HERVK_113 appears to be linked with human endogenous retrovirus group K. These retroviral elements likely represent traces of ancient infections that became integrated into our genome over evolutionary time. Studying HERVK_113 may be important for understanding how retroviruses evolved and what roles they might play in human biology and disease. Scientists often examine these proteins to see how they might influence gene expression or affect human health, though the connections aren't always clear.
Potential Applications
Note: The applications listed below are based on what we know about this protein's biological functions, published research, and experience from experts in the field. However, we haven't fully tested all of these applications ourselves yet. We'd recommend running some preliminary tests first to make sure they work for your specific research goals.
Based on the provided information, the recombinant human Endogenous Retrovirus Group K Member 113 Pro protein is expressed in E. coli, a prokaryotic system that is generally unsuitable for producing functional eukaryotic viral proteins. This retroviral protein likely requires specific folding, post-translational modifications, and potentially protease activity for its biological function. While the protein is full-length (1-156aa) with a C-terminal 6xHis tag and high purity (>95%), E. coli lacks the eukaryotic chaperones and modification machinery necessary for proper folding of complex viral proteins. The C-terminal His-tag may interfere with the native protein structure. Since activity is unverified, the protein cannot be assumed to be correctly folded or bioactive without experimental validation.
1. Antibody Development and Validation Studies
The recombinant protein can serve as an effective immunogen for generating antibodies that recognize linear epitopes, even if the protein is misfolded. The high purity and C-terminal His-tag facilitate purification and screening. However, antibodies may not recognize conformational or modification-dependent epitopes of native, properly folded retroviral protein in human cells.
2. Protein-Protein Interaction Studies
This application is high-risk without folding validation. While the His-tag enables technical feasibility for pull-down assays, if the protein is misfolded (as likely in E. coli), it will not interact physiologically with true cellular binding partners. Identified interactions could be non-physiological artifacts. This application should not be pursued without confirmation of proper folding.
3. Biochemical Characterization and Stability Studies
This application is well-suited for assessing the recombinant human Endogenous Retrovirus Group K Member 113 Pro protein itself. Techniques like circular dichroism spectroscopy, size-exclusion chromatography, and thermal shift assays can evaluate the protein's folding state and stability. These studies are valuable even if the protein is inactive, as they characterize the recombinant product.

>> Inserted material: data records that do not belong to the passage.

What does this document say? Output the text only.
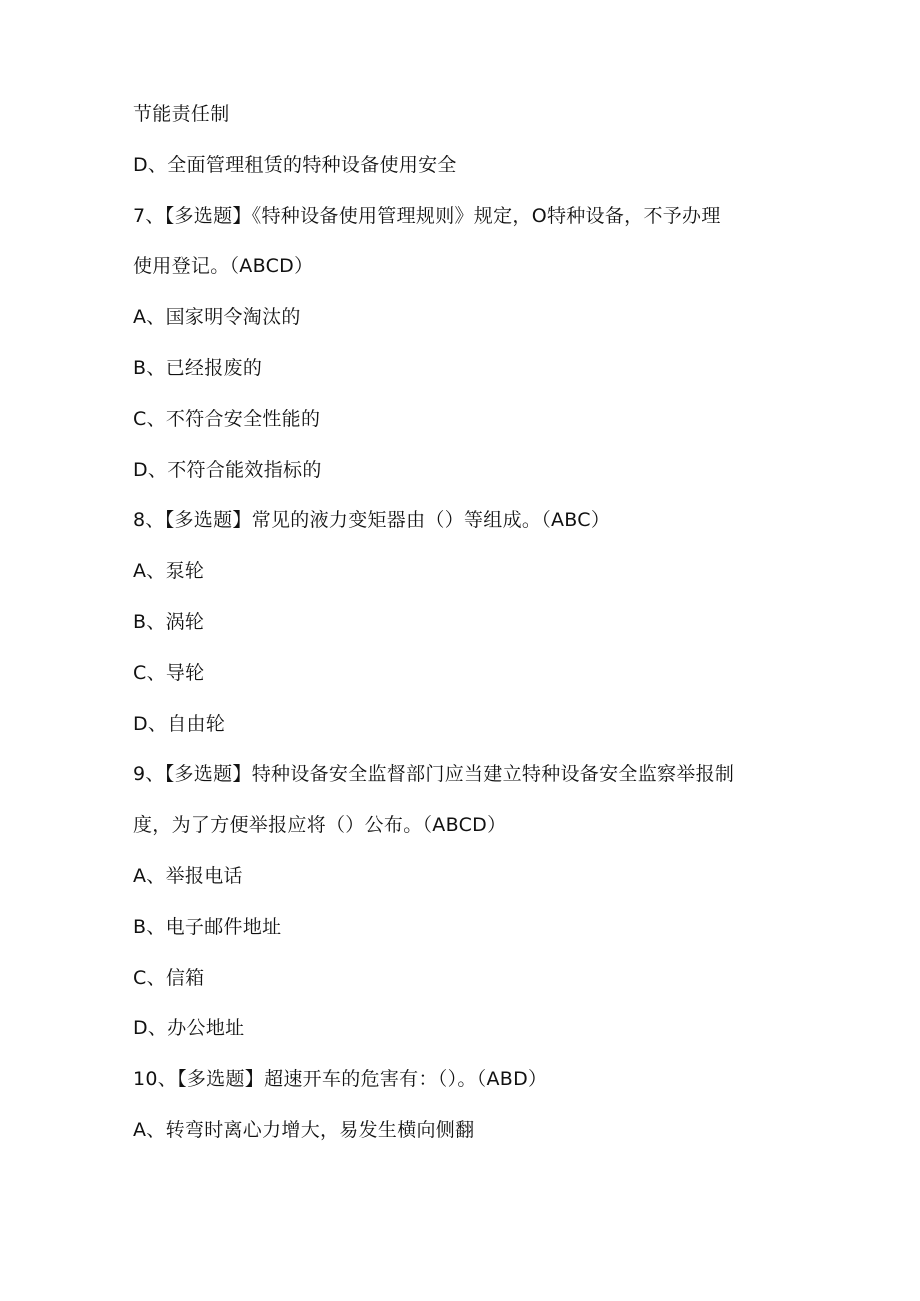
节能责任制
D、全面管理租赁的特种设备使用安全
7、【多选题】《特种设备使用管理规则》规定，O特种设备，不予办理
使用登记。（ABCD）
A、国家明令淘汰的
B、已经报废的
C、不符合安全性能的
D、不符合能效指标的
8、【多选题】常见的液力变矩器由（）等组成。（ABC）
A、泵轮
B、涡轮
C、导轮
D、自由轮
9、【多选题】特种设备安全监督部门应当建立特种设备安全监察举报制
度，为了方便举报应将（）公布。（ABCD）
A、举报电话
B、电子邮件地址
C、信箱
D、办公地址
10、【多选题】超速开车的危害有：（）。（ABD）
A、转弯时离心力增大，易发生横向侧翻
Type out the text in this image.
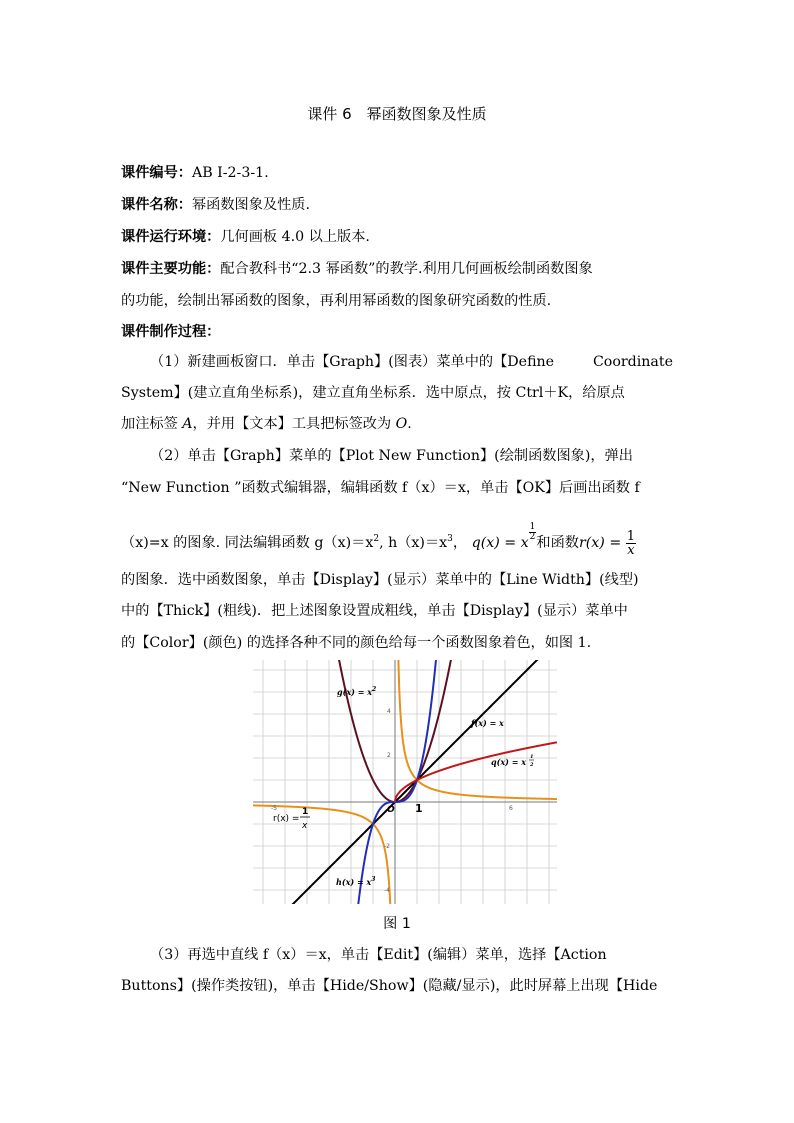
课件 6　幂函数图象及性质
课件编号：AB Ⅰ-2-3-1.
课件名称：幂函数图象及性质.
课件运行环境：几何画板 4.0 以上版本.
课件主要功能：配合教科书“2.3 幂函数”的教学.利用几何画板绘制函数图象
的功能，绘制出幂函数的图象，再利用幂函数的图象研究函数的性质.
课件制作过程：
（1）新建画板窗口．单击【Graph】(图表）菜单中的【Define	Coordinate
System】(建立直角坐标系)，建立直角坐标系．选中原点，按 Ctrl＋K，给原点
加注标签 A，并用【文本】工具把标签改为 O.
（2）单击【Graph】菜单的【Plot New Function】(绘制函数图象)，弹出
“New Function ”函数式编辑器，编辑函数 f（x）＝x，单击【OK】后画出函数 f
（x)=x 的图象. 同法编辑函数 $g(x)=x^2$, $h(x)=x^3$， q(x) = x
$^{\frac{1}{2}}$
和函数$r(x) = \frac{1}{x}$
的图象．选中函数图象，单击【Display】(显示）菜单中的【Line Width】(线型)
中的【Thick】(粗线)．把上述图象设置成粗线，单击【Display】(显示）菜单中
的【Color】(颜色) 的选择各种不同的颜色给每一个函数图象着色，如图 1.
O 1
-5	6
2
4
-2
-4
$g(x) = x^2$
f(x) = x
q(x) = x 1
2
$h(x) = x^3$
r(x) =
1
x
图 1
（3）再选中直线 f（x）＝x，单击【Edit】(编辑）菜单，选择【Action
Buttons】(操作类按钮)，单击【Hide/Show】(隐藏/显示)，此时屏幕上出现【Hide
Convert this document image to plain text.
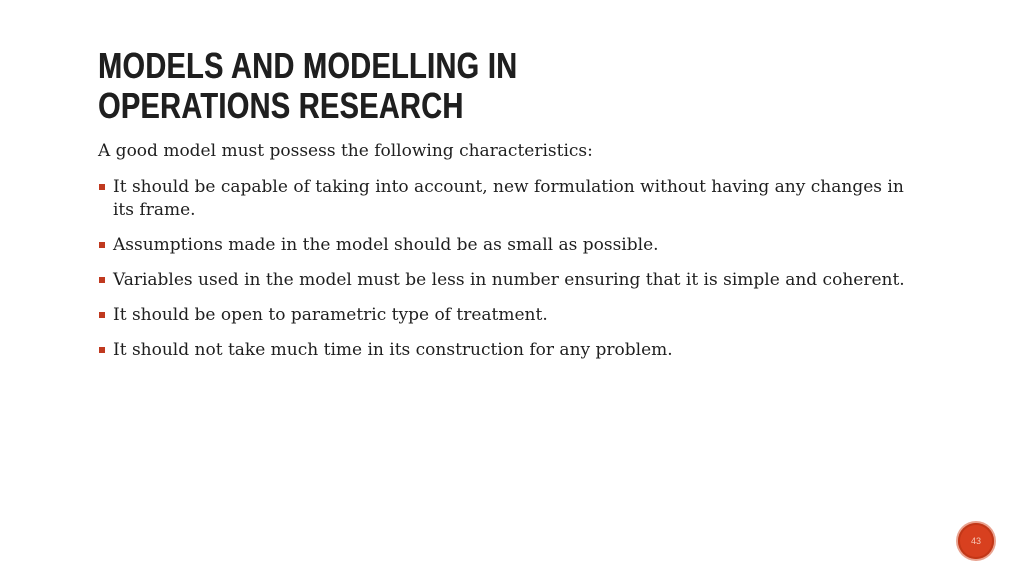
MODELS AND MODELLING IN OPERATIONS RESEARCH

A good model must possess the following characteristics:

It should be capable of taking into account, new formulation without having any changes in its frame.
Assumptions made in the model should be as small as possible.
Variables used in the model must be less in number ensuring that it is simple and coherent.
It should be open to parametric type of treatment.
It should not take much time in its construction for any problem.
43
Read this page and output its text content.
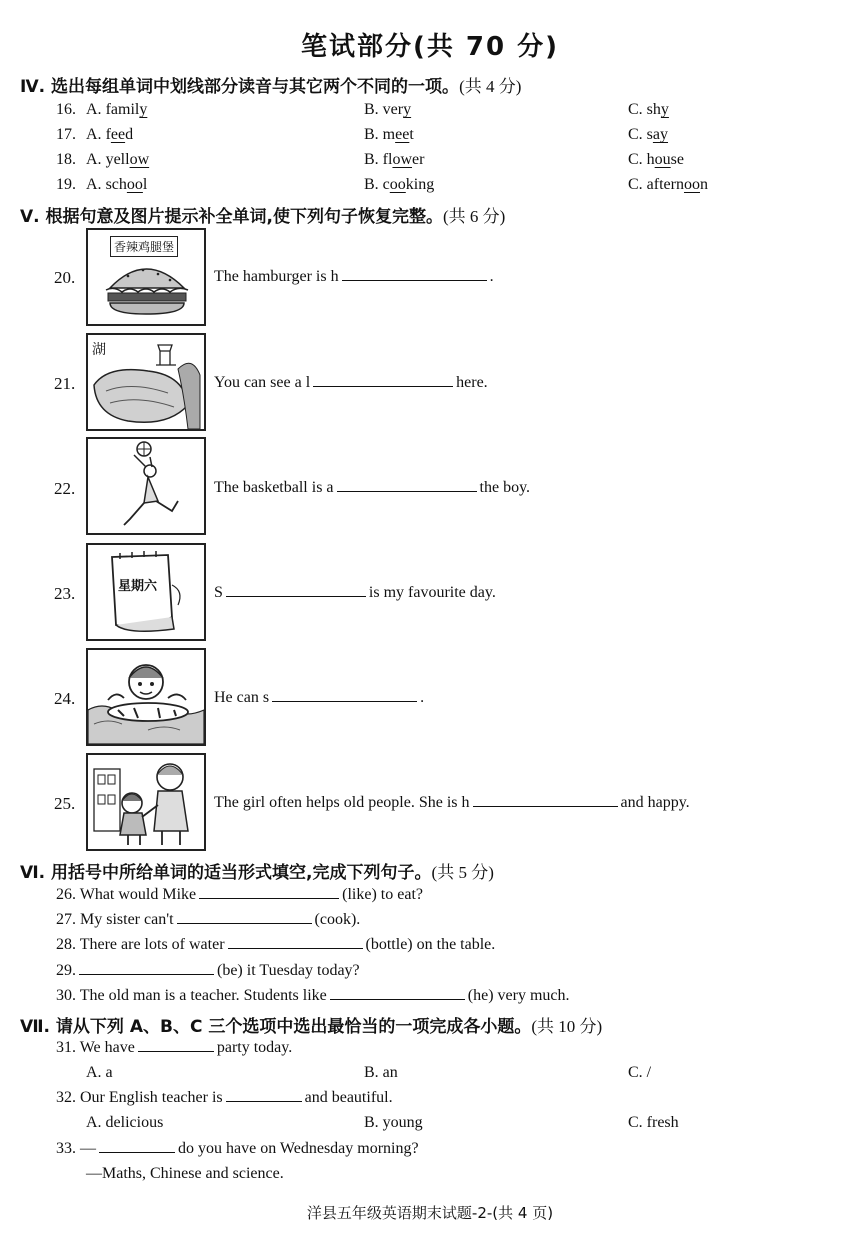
笔试部分(共 70 分)
Ⅳ. 选出每组单词中划线部分读音与其它两个不同的一项。(共 4 分)
16. A. family	B. very	C. shy
17. A. feed	B. meet	C. say
18. A. yellow	B. flower	C. house
19. A. school	B. cooking	C. afternoon
Ⅴ. 根据句意及图片提示补全单词,使下列句子恢复完整。(共 6 分)
20.
香辣鸡腿堡
The hamburger is h	.
21.
湖
You can see a l	here.
22.	The basketball is a	the boy.
23.	星期六	S	is my favourite day.
24.	He can s	.
25.	The girl often helps old people. She is h	and happy.
Ⅵ. 用括号中所给单词的适当形式填空,完成下列句子。(共 5 分)
26. What would Mike	(like) to eat?
27. My sister can't	(cook).
28. There are lots of water	(bottle) on the table.
29.	(be) it Tuesday today?
30. The old man is a teacher. Students like	(he) very much.
Ⅶ. 请从下列 A、B、C 三个选项中选出最恰当的一项完成各小题。(共 10 分)
31. We have	party today.
A. a	B. an	C. /
32. Our English teacher is	and beautiful.
A. delicious	B. young	C. fresh
33. —	do you have on Wednesday morning?
—Maths, Chinese and science.
洋县五年级英语期末试题-2-(共 4 页)
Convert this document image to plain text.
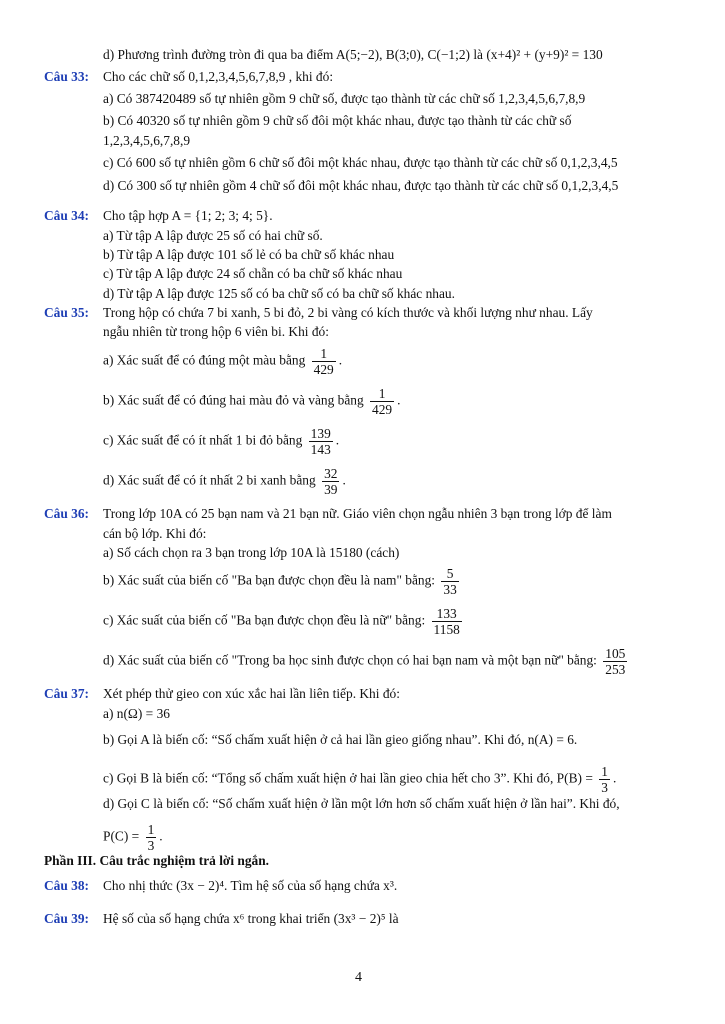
d) Phương trình đường tròn đi qua ba điểm A(5;−2), B(3;0), C(−1;2) là (x+4)² + (y+9)² = 130
Câu 33: Cho các chữ số 0,1,2,3,4,5,6,7,8,9 , khi đó:
a) Có 387420489 số tự nhiên gồm 9 chữ số, được tạo thành từ các chữ số 1,2,3,4,5,6,7,8,9
b) Có 40320 số tự nhiên gồm 9 chữ số đôi một khác nhau, được tạo thành từ các chữ số
1,2,3,4,5,6,7,8,9
c) Có 600 số tự nhiên gồm 6 chữ số đôi một khác nhau, được tạo thành từ các chữ số 0,1,2,3,4,5
d) Có 300 số tự nhiên gồm 4 chữ số đôi một khác nhau, được tạo thành từ các chữ số 0,1,2,3,4,5
Câu 34: Cho tập hợp A = {1; 2; 3; 4; 5}.
a) Từ tập A lập được 25 số có hai chữ số.
b) Từ tập A lập được 101 số lẻ có ba chữ số khác nhau
c) Từ tập A lập được 24 số chẵn có ba chữ số khác nhau
d) Từ tập A lập được 125 số có ba chữ số có ba chữ số khác nhau.
Câu 35: Trong hộp có chứa 7 bi xanh, 5 bi đỏ, 2 bi vàng có kích thước và khối lượng như nhau. Lấy
ngẫu nhiên từ trong hộp 6 viên bi. Khi đó:
a) Xác suất để có đúng một màu bằng $\frac{1}{429}$ .
b) Xác suất để có đúng hai màu đỏ và vàng bằng $\frac{1}{429}$ .
c) Xác suất để có ít nhất 1 bi đỏ bằng $\frac{139}{143}$ .
d) Xác suất để có ít nhất 2 bi xanh bằng $\frac{32}{39}$ .
Câu 36: Trong lớp 10A có 25 bạn nam và 21 bạn nữ. Giáo viên chọn ngẫu nhiên 3 bạn trong lớp để làm
cán bộ lớp. Khi đó:
a) Số cách chọn ra 3 bạn trong lớp 10A là 15180 (cách)
b) Xác suất của biến cố "Ba bạn được chọn đều là nam" bằng: $\frac{5}{33}$
c) Xác suất của biến cố "Ba bạn được chọn đều là nữ" bằng: $\frac{133}{1158}$
d) Xác suất của biến cố "Trong ba học sinh được chọn có hai bạn nam và một bạn nữ" bằng: $\frac{105}{253}$
Câu 37: Xét phép thử gieo con xúc xắc hai lần liên tiếp. Khi đó:
a) n(Ω) = 36
b) Gọi A là biến cố: “Số chấm xuất hiện ở cả hai lần gieo giống nhau”. Khi đó, n(A) = 6.
c) Gọi B là biến cố: “Tổng số chấm xuất hiện ở hai lần gieo chia hết cho 3”. Khi đó, $P(B) = \frac{1}{3}$ .
d) Gọi C là biến cố: “Số chấm xuất hiện ở lần một lớn hơn số chấm xuất hiện ở lần hai”. Khi đó,
$P(C) = \frac{1}{3}$ .
Phần III. Câu trắc nghiệm trả lời ngắn.
Câu 38: Cho nhị thức (3x − 2)⁴. Tìm hệ số của số hạng chứa x³.
Câu 39: Hệ số của số hạng chứa x⁶ trong khai triển (3x³ − 2)⁵ là
4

4. His-Tag-Based Affinity Purification Method Development
This application is appropriate for technical optimization. The protein can be used to develop and refine purification protocols for His-tagged proteins. However, methods developed using this potentially misfolded protein may not directly apply to properly folded viral proteins.
Final Recommendation & Action Plan
Given the high probability of misfolding in E. coli for this complex retroviral protein, recommend first performing comprehensive biophysical characterization to assess folding quality. This should include circular dichroism spectroscopy for secondary structure analysis and size-exclusion chromatography with multi-angle light scattering for oligomeric state assessment. Antibody development can proceed immediately as the safest application. Avoid all functional studies (interactions) until proper folding is validated. For reliable retroviral protein studies, obtain the protein from mammalian expression systems capable of proper folding and post-translational modifications. Always include appropriate controls and validate findings with native protein when possible.